Hyperacusis is a bothersome condition related to and often accompanied by tinnitus–ringing in the ears. Hyperacusis is also generally misunderstood by lay people and physicians alike. It is often described as sensitivity to sound, or noise sensitivity. It literally means super hearing–perceiving sound as louder than it is. It represents a reduction in your threshold of comfort for sound, and is caused by an alteration in a sound-processing system in your brain. Sometimes referred to as sensitive ears or tender ears, hyperacusis actually originates in the brain rather than in the ears. Perhaps the biggest problem sufferers experience is fear of sound–fear that loud sounds will permanently damage their hearing. Examples of sounds that may be painful to their ears include an acoustic guitar, a passing truck on a city street, clanging dishes in a noisy restaurant, or booming sounds in a movie theater. Even individuals who habitually speak loudly, or who raise their voices to be heard in a noisy environment, such as a busy restaurant, or at a party. The natural tendency is to seek silence-sweet, comfortable silence.

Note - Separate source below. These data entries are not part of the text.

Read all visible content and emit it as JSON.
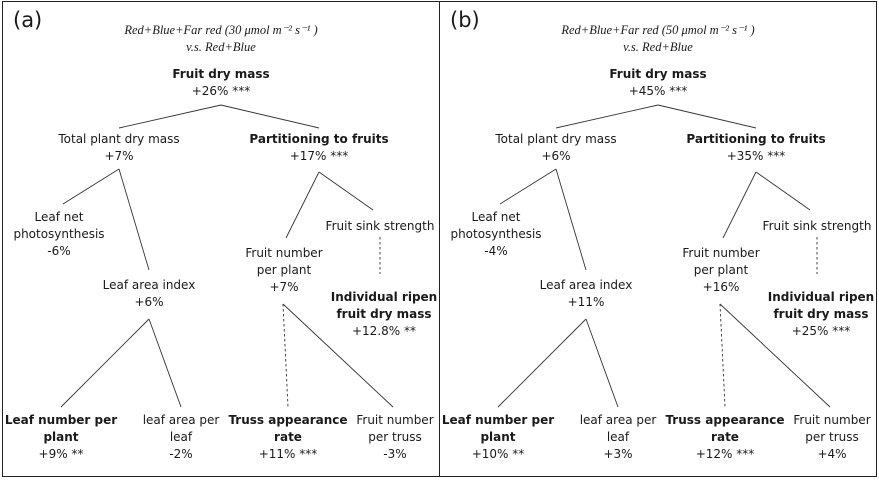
{
  "panels": [
    {
      "letter": "(a)",
      "header1": "Red+Blue+Far red (30 μmol m⁻² s⁻¹ )",
      "header2": "v.s. Red+Blue",
      "fruit_dry_mass": {
        "title": "Fruit dry mass",
        "value": "+26% ***"
      },
      "total_plant_dry_mass": {
        "title": "Total plant dry mass",
        "value": "+7%"
      },
      "partitioning": {
        "title": "Partitioning to fruits",
        "value": "+17% ***"
      },
      "leaf_net_ps": {
        "l1": "Leaf net",
        "l2": "photosynthesis",
        "value": "-6%"
      },
      "lai": {
        "title": "Leaf area index",
        "value": "+6%"
      },
      "fruit_sink": {
        "title": "Fruit sink strength"
      },
      "fruit_number_plant": {
        "l1": "Fruit number",
        "l2": "per plant",
        "value": "+7%"
      },
      "ripen": {
        "l1": "Individual ripen",
        "l2": "fruit dry mass",
        "value": "+12.8% **"
      },
      "leaf_number": {
        "l1": "Leaf number per",
        "l2": "plant",
        "value": "+9% **"
      },
      "leaf_area_per_leaf": {
        "l1": "leaf area per",
        "l2": "leaf",
        "value": "-2%"
      },
      "truss": {
        "l1": "Truss appearance",
        "l2": "rate",
        "value": "+11% ***"
      },
      "fruit_per_truss": {
        "l1": "Fruit number",
        "l2": "per truss",
        "value": "-3%"
      }
    },
    {
      "letter": "(b)",
      "header1": "Red+Blue+Far red (50 μmol m⁻² s⁻¹ )",
      "header2": "v.s. Red+Blue",
      "fruit_dry_mass": {
        "title": "Fruit dry mass",
        "value": "+45% ***"
      },
      "total_plant_dry_mass": {
        "title": "Total plant dry mass",
        "value": "+6%"
      },
      "partitioning": {
        "title": "Partitioning to fruits",
        "value": "+35% ***"
      },
      "leaf_net_ps": {
        "l1": "Leaf net",
        "l2": "photosynthesis",
        "value": "-4%"
      },
      "lai": {
        "title": "Leaf area index",
        "value": "+11%"
      },
      "fruit_sink": {
        "title": "Fruit sink strength"
      },
      "fruit_number_plant": {
        "l1": "Fruit number",
        "l2": "per plant",
        "value": "+16%"
      },
      "ripen": {
        "l1": "Individual ripen",
        "l2": "fruit dry mass",
        "value": "+25% ***"
      },
      "leaf_number": {
        "l1": "Leaf number per",
        "l2": "plant",
        "value": "+10% **"
      },
      "leaf_area_per_leaf": {
        "l1": "leaf area per",
        "l2": "leaf",
        "value": "+3%"
      },
      "truss": {
        "l1": "Truss appearance",
        "l2": "rate",
        "value": "+12% ***"
      },
      "fruit_per_truss": {
        "l1": "Fruit number",
        "l2": "per truss",
        "value": "+4%"
      }
    }
  ]
}
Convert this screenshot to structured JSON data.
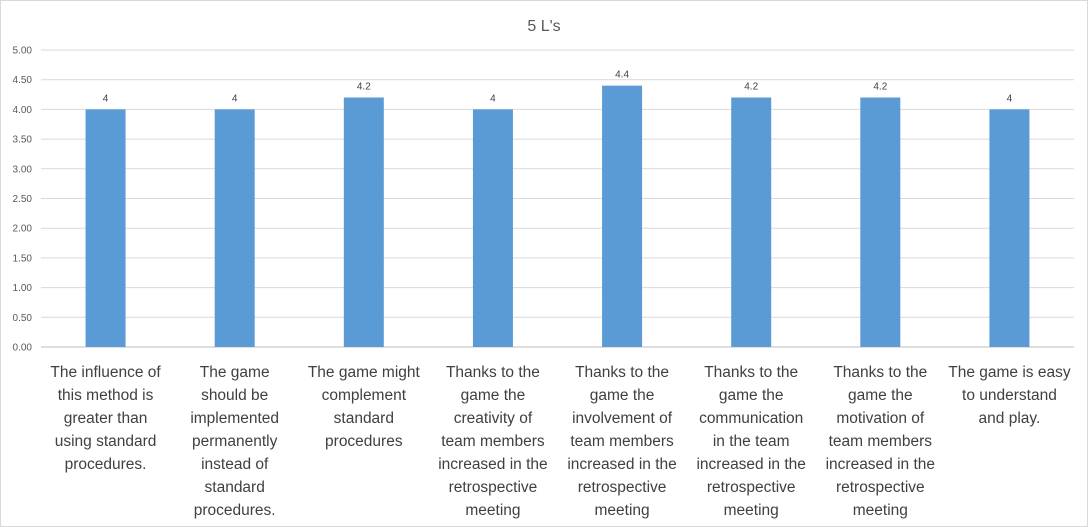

And what is the worst possible thing for these people? Sweet, comfortable silence.
Nerve cells in the brain need sound in order to function normally. They don’t do well when idle, so if there’s no sound to hear, they recall earlier sounds and then attempt (poorly) to duplicate them-this causes tinnitus, a frequent companion of hyperacusis. Like many sensory sensations, sound is interpreted in relation to other sounds. If you’ve just listened to a loud recording or a fireworks display and somebody walks past whistling a tune, you probably won’t hear the whistling at all. But if you awaken from a deep sleep in a silent room in the middle of the night, and the same whistler walks past your open window, it seems so loud that you could hear it from across the block. Why does that happen? Because a low level of sound results in an increased sensitivity of hearing. For example, when you wear ear plugs to block out most sound, your hearing system becomes super attentive, literally searching for sound. Whatever gets through seems far louder than it actually is. Conversely, if you keep some background sound around you at all times, such as a radio or CD playing, or a waterfall or fountain, other sounds will not seem nearly as loud or uncomfortable. The hearing system thrives best when performing its basic function of receiving external sounds. Sounds of 75 or 80 dB that seem dangerously loud or uncomfortable when you have hyperacusis will not damage your ears. Prolonged or repeated exposure to noise levels above 85dB will harm anybody’s hearing, and levels above 140dB may cause permanent damage with a single exposure.
As with tinnitus, affected individuals must undergo a through examination by a qualified Otolaryngologist (Ear, Nose and Throat specialist.) Once this exam is completed, many of the same therapies can be used that have proven effective for tinnitus. Medication is rarely necessary, but Anxiety Relief Techniques® can be very effective. Remember to perfuse your environment with sound because a sound-rich background is essential. Play a radio, CDs, listen to music or conversation on TV, or even purchase a re-circulating fountain. It doesn’t have to be loud, just a comfortable level. It is always a good idea to protect your ears with quality earplugs from really loud or painful sounds, but remove earplugs for normal everyday activities and noises. Gradually increase the amount and level of sound around you and see how quickly you’ll improve. The biggest relief generally comes when you know that 1) there is nothing physically wrong with your ears, 2) normal sounds will not damage your hearing, and 3) you have nothing to fear from this sound sensitivity.